In the early 1980s, Vienna’s airport was one small terminal, like a village train station, something for the few people who bothered to venture in or out. You could check in, get a coffee, and go through passport control in a matter of minutes, and you got to your gate while the coffee was still hot because your gate was just the other side of the room. Planes took off and landed on one runway. The entire happenings at the airport, inside and out, could be monitored from the one lobby-sized space. Because, aside from music prodigies and spies, no one went to Vienna.
This is, of course, before the Asian economic boom that sent the Japanese and their Nikons into the non-Nippon world with a touristic gusto that is still hard to beat. And Americans, if they were going to journey all the way to Europe, they were heading for the big cities, cities with international oomph, or, at the very least, cities that offered a kick of cannabis with coffee. Very few headed to Vienna, which stood like a remote, lonely outpost teetering on the edge of East and West, where no one except university students spoke English and people walked around like they were still a bit stunned at having lost the monarchy, even though that had happened all the way back in the nightmare days of a closing WWI, 62 years before. The Vienna airport reflected what Austria, in the 20th century, had become: a quaint little place with great coffee, but, on the whole, internationally overlooked.

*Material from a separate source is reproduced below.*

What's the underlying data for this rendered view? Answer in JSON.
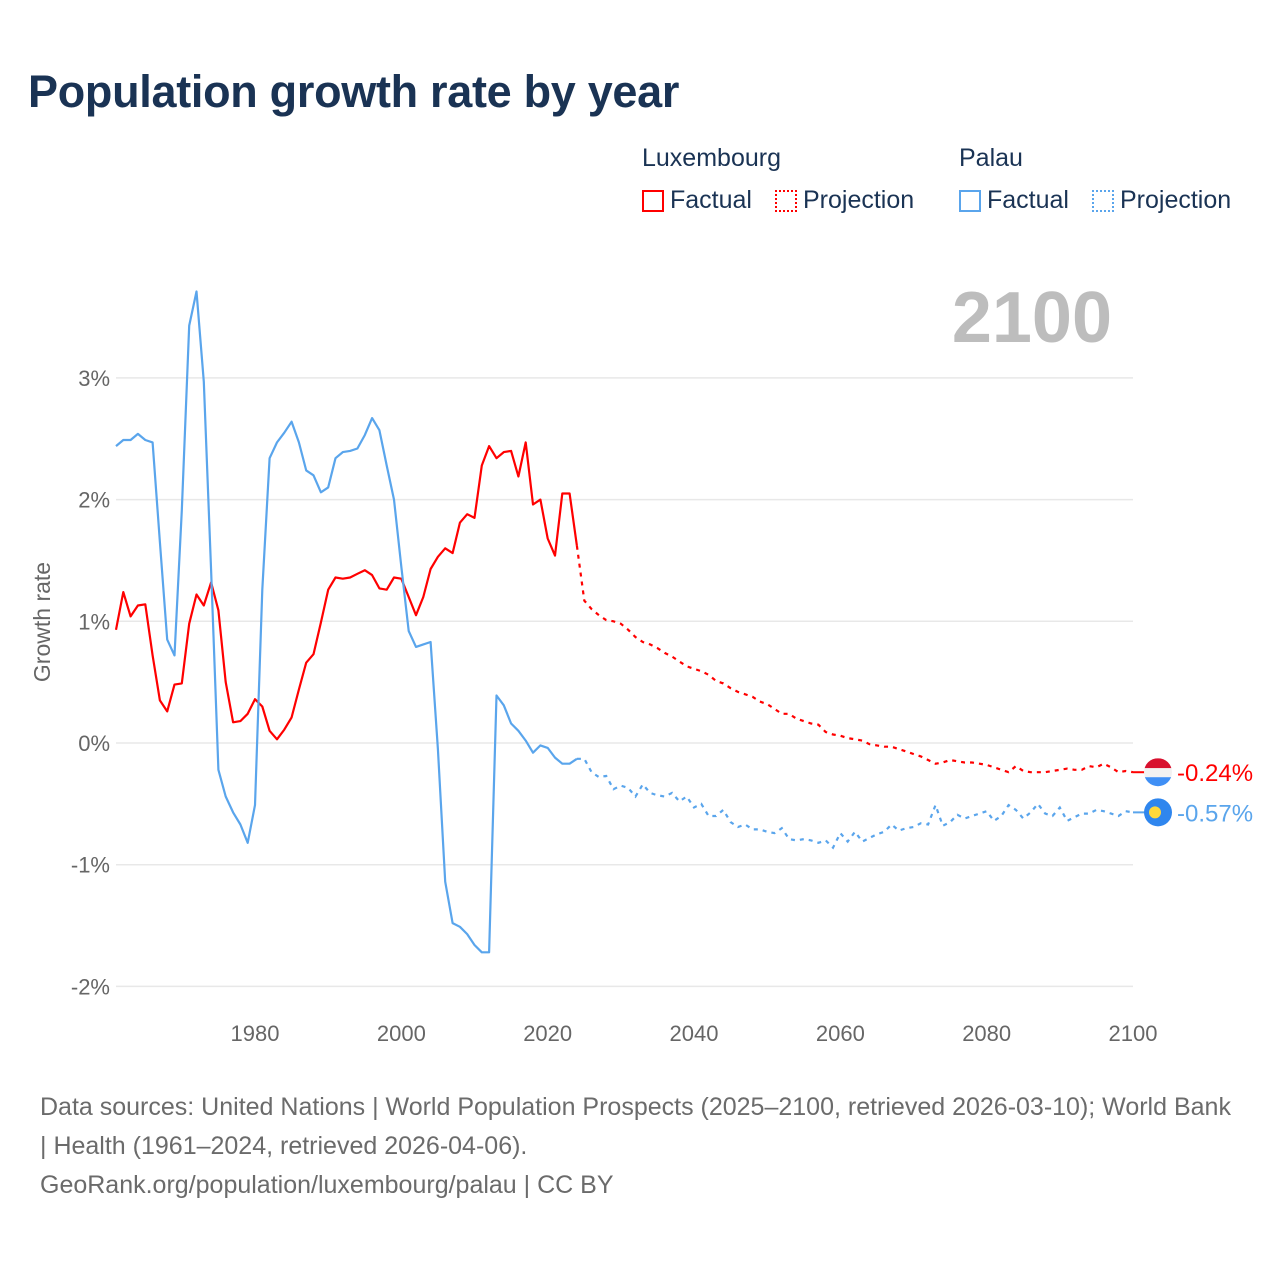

Not anymore. Land in Vienna today, and it’s clear it’s a destination city, with a terminal that looks like an 80s vision of tomorrowland: glossy blacks, creamy whites, and lots of neon lighting. I was so impressed with the bathrooms alone, I started taking pictures of the line of stalls until I realized I looked like Crazy Lady with my suitcases and airplane hair, trying to get shots of the ladies’ loo.
The Vienna airport, with its aesthetic cool and international hum, is impressive. But, like anything that grows up and you don’t recognize at first, you’re dazzled by the gloss and polish of the metamorphosis, but you also can’t help that twinge of nostalgia for a simpler, less consciously hip time.


Interesting…alas, a bit sad too.
Xxxxxo
First place my family landed after escaping the Soviet Union was Wien Flughafen..the toilettes were so clean you drink out of them..:/ My first impression of the free world!
now that’s a story i would want to read. with pictures.
So well written. Makes me long for the old airport there even more.